To mitigate the effort to maintain my personal server, I am considering to only expose ssh port to the outside and use its socks proxy to reach other services. is Portknocking enough to reduce surface of attack to the minimum?
To mitigate the effort to maintain my personal server, I am considering to only expose ssh port to the outside and use its socks proxy to reach other services. is Portknocking enough to reduce surface of attack to the minimum?
Bots do not matter. They try just common know exploits. If your root password is not root you are fine.
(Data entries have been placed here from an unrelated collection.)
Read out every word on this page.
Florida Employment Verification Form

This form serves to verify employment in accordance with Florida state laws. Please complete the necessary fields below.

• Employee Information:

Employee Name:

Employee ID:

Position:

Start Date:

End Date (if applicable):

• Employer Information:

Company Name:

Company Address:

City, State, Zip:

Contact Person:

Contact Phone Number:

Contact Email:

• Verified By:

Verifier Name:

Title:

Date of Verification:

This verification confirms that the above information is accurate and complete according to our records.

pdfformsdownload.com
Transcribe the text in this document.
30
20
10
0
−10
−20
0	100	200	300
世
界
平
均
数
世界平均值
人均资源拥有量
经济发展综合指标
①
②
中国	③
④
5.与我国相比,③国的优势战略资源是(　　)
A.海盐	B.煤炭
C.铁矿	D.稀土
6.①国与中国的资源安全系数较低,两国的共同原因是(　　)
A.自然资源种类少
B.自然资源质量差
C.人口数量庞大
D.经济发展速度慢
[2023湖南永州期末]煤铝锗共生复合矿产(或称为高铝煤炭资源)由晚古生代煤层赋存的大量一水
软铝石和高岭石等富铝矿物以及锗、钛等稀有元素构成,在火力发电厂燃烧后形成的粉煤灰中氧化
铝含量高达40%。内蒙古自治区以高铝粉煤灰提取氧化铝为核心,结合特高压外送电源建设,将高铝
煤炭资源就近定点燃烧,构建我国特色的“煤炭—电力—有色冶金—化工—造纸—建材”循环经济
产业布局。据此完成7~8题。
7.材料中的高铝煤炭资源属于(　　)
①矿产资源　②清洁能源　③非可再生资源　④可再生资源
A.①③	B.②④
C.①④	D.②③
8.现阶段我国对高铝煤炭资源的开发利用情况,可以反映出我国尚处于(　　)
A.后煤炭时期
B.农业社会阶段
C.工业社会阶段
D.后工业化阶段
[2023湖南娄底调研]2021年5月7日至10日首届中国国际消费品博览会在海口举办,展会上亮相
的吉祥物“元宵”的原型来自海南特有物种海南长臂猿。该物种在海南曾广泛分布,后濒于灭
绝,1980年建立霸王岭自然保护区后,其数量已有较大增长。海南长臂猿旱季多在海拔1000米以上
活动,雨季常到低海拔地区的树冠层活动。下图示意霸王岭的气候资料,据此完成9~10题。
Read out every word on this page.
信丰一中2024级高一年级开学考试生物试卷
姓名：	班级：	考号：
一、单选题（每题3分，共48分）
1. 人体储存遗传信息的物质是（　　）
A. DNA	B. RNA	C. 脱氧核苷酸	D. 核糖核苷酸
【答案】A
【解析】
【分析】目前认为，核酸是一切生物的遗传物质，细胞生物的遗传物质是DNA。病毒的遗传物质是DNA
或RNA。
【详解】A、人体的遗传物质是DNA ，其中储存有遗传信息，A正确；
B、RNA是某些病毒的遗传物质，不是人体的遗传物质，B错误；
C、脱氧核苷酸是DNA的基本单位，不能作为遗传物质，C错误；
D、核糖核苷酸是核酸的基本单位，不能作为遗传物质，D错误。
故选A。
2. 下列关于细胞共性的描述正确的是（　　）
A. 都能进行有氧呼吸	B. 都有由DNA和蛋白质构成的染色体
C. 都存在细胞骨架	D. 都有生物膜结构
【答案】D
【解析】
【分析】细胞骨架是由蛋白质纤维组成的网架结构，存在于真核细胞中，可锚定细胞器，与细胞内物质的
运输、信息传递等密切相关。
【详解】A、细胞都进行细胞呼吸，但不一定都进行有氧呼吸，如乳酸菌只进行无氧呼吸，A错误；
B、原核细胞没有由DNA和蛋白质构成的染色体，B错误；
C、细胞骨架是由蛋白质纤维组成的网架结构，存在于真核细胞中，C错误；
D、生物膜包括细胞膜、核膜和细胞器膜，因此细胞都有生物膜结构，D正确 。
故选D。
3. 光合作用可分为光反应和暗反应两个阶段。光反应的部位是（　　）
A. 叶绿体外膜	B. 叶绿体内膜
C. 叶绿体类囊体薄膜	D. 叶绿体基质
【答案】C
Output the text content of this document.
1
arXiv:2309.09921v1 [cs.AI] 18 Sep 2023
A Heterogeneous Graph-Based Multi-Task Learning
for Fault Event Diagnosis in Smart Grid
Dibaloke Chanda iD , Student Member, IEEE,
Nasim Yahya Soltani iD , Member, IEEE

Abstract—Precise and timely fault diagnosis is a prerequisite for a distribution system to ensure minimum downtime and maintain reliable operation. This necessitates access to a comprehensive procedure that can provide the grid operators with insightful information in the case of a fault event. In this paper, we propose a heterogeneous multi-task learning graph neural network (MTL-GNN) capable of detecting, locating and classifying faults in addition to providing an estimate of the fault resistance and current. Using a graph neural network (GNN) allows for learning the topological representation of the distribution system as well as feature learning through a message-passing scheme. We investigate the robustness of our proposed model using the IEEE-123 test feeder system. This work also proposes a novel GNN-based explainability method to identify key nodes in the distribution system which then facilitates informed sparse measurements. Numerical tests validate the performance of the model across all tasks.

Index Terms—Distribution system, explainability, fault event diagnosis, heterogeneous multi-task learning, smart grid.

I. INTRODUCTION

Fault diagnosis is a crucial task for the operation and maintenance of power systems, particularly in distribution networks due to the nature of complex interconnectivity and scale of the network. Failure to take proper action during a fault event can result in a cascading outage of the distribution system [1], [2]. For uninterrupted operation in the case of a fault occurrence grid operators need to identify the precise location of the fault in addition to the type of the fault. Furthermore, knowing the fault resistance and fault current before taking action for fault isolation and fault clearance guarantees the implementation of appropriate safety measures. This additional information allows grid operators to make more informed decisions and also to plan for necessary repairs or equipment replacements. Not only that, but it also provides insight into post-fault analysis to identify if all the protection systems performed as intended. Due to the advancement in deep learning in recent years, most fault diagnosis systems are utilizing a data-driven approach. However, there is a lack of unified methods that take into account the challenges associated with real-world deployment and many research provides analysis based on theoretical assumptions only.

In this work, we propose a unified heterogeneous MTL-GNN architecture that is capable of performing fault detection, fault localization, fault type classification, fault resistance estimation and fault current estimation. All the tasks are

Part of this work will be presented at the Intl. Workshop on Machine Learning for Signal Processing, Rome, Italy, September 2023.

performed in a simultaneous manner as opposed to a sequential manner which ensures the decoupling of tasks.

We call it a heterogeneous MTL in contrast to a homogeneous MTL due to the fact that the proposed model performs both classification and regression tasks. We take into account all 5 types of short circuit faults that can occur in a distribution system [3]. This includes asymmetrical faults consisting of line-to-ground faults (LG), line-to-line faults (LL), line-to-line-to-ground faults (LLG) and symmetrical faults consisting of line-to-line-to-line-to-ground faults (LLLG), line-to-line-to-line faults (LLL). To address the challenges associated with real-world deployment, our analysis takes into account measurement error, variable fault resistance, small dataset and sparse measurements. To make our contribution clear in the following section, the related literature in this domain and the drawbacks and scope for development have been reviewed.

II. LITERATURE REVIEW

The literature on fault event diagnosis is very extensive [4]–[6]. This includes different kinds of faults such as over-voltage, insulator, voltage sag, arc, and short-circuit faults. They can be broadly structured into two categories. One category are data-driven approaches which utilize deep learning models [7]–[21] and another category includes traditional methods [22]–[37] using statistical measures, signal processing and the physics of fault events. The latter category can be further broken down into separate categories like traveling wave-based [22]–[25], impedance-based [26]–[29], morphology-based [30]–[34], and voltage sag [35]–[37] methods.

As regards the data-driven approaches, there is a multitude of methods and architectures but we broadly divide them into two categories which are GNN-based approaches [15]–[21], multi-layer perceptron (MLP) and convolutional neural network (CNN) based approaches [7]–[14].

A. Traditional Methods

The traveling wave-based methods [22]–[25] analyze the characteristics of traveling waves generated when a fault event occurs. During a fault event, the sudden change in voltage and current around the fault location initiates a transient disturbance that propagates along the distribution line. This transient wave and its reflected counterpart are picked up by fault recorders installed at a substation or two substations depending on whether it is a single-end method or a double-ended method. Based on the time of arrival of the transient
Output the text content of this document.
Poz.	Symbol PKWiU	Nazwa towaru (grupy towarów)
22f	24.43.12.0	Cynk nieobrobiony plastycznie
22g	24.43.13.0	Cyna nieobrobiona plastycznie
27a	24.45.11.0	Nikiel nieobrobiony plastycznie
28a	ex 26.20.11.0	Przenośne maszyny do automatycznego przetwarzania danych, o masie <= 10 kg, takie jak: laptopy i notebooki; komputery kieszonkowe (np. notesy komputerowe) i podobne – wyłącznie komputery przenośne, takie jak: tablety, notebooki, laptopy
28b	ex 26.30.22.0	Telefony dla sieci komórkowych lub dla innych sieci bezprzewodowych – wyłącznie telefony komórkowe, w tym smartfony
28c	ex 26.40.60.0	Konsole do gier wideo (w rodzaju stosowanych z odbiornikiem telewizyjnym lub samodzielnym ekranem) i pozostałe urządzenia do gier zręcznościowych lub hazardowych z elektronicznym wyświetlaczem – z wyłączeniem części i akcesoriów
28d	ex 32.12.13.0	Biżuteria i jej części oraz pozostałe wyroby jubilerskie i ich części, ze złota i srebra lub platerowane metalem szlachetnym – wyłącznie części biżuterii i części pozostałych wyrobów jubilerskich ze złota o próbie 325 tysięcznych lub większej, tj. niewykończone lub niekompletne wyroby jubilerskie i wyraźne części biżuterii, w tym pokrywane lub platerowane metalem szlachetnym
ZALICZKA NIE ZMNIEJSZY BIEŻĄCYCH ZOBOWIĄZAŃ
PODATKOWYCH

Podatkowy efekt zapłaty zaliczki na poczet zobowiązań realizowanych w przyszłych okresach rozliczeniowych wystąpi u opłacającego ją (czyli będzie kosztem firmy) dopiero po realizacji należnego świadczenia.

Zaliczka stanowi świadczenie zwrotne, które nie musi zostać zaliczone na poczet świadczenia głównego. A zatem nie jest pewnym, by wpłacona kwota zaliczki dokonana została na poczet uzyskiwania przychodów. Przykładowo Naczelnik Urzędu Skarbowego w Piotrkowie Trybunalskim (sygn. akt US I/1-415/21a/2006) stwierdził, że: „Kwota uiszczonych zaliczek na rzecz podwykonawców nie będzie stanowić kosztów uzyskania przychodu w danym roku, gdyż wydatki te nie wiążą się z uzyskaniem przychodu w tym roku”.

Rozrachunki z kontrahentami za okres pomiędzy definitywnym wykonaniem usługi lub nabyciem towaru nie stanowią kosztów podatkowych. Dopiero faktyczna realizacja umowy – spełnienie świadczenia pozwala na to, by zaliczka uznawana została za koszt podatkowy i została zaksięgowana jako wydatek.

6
Root login should be disabled, and ideally remote user auth should be key only, not password. And you should have a passphrase on your key.
Why? Dont recite a blogpost to me explain it. Following blindly security practices you do not understqnd can be very dangerous.
Disableing the root login gains nothing in regarding security. If you have a secure key or a passwordthey attacker will not get in no matter what. And once a account is compromised it ia trivial to extract the sudo passwors with simple aliases.
Passwords can be as secure as keys. Yes be default a weak key is still more secure then a weak passwors. But if you have a strong password policy in place it does not matter. Most valid argument for keys is the ease of you
Having a passphrase on the key is for example for my usecase irrelevant. I run full disk encryption on every device. A passphrase on those keys would not gain me much security only more inconvenience.